The peer support model, which ultimately strengthens and encourages a shared identity and empowerment model, helps to cultivate and work toward an identity for the purposes of political advocacy, activism, and civil rights. Toward that end, the peer support model also benefits individuals by encouraging them to become more autonomous in their decision-making when it comes to independent living choices and accommodations, among many others. It encourages them to deliberately ponder and consider to what extent they would like to either assimilate or integrate into mainstream society. Most importantly, it encourages and gives them an opportunity to think about what type of identity they wish to adopt. It conveys values such as self-sufficiency, among many others.  This type of freedom to choose their identity can be very liberating, although there are still many debates that seek to argue otherwise (Schwartz, et. al., 1999).

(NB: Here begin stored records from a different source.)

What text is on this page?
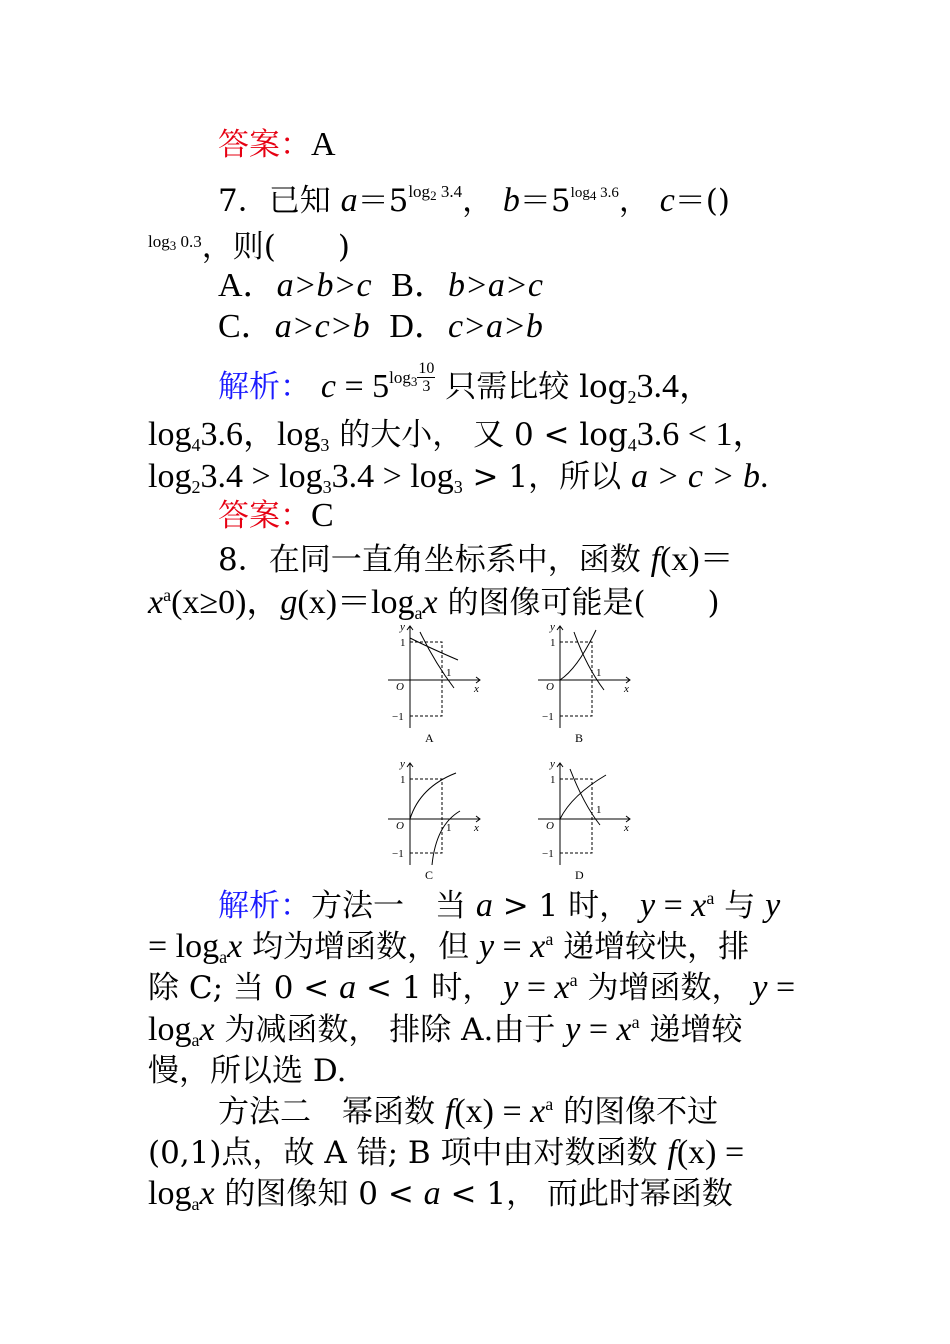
答案：A
7．已知 $a=5^{log2 3.4}$， $b=5^{log4 3.6}$， c＝()
$^{log3 0.3}$，则(　　)
A．a>b>c B．b>a>c
C．a>c>b D．c>a>b
解析： $c = 5^{log3} \frac{10}{3}$ 只需比较 $\log_23.4$，
$\log_43.6$，$\log_3$ 的大小， 又 $0 < \log_43.6 < 1$，
$\log_23.4 > \log_33.4 > \log_3 > 1$，所以 a > c > b.
答案：C
8．在同一直角坐标系中，函数 f(x)＝
$x^a(x\ge 0)$，$g(x)=\log_ax$ 的图像可能是(　　)
y
x
O
1
−1
1
A
y
x
O
1
−1
1
B
y
x
O
1
−1
1
C
y
x
O
1
−1
1
D
解析：方法一　当 a > 1 时， $y = x^a$ 与 y
= $\log_ax$ 均为增函数，但 $y = x^a$ 递增较快，排
除 C; 当 0 < a < 1 时， $y = x^a$ 为增函数， y =
$\log_ax$ 为减函数， 排除 A.由于 $y = x^a$ 递增较
慢，所以选 D.
方法二　幂函数 $f(x) = x^a$ 的图像不过
(0,1)点，故 A 错; B 项中由对数函数 f(x) =
$\log_ax$ 的图像知 0 < a < 1， 而此时幂函数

In observing and witnessing the core fundamental values that govern the peer support role, it is very empowering to those who have been unable to promote change in their lives because it places the control back in the hands of those who have not had it. It also equips them with a coach who is on equal grounds to help propel them forward each step along the way. Each step along the way gives the individual a chance to choose and propel themselves forward by deciding and gearing toward the desired the goal. Much of the fit and alignment in how the peer role works is similar to how a typical licensed mental health professional set-up would work. It is dependent on many factors, including cultural factors that determine how comfortable someone would feel working with a peer. For example, as observed previously in this article, a newly-arrived Asian immigrant would feel more comfortable working with someone of a similar background whereas someone of African descent would feel more comfortable working with someone else of African descent. Most importantly, the role of a peer is to not only affirm but to come alongside and to work on a level playing field to help achieve what the individual with a disability is looking to achieve. Much of this requires an element of collaboration along with autonomy, independence and ultimately liberation. The peer identity can be very useful in opening dialogue centered on what it means to be disabled with ease. Not only does it encourage individuals to be more direct and honest, but it encourages acceptance and honesty inherent to personal introspection and reflection. The peer role is, in many ways, a big step toward a revolution for advancement of civil rights for people with disabilities. With this advent, people with disabilities experience more freedom to express themselves and all that they embody and represent with less stigma attached.

 References

Fisher, D. B. (1994). A new vision of healing as constructed by people with psychiatric disabilities working as mental health providers. Psychosocial Rehabilitation Journal, 17(3), 67-81.

Schwartz, Carolyn E. & Sendor, Rabbi Meir (1999). Helping Others Helps Oneself: Response shift effect in peer support. Social Science and Medicine. 48(11), 1563-1575.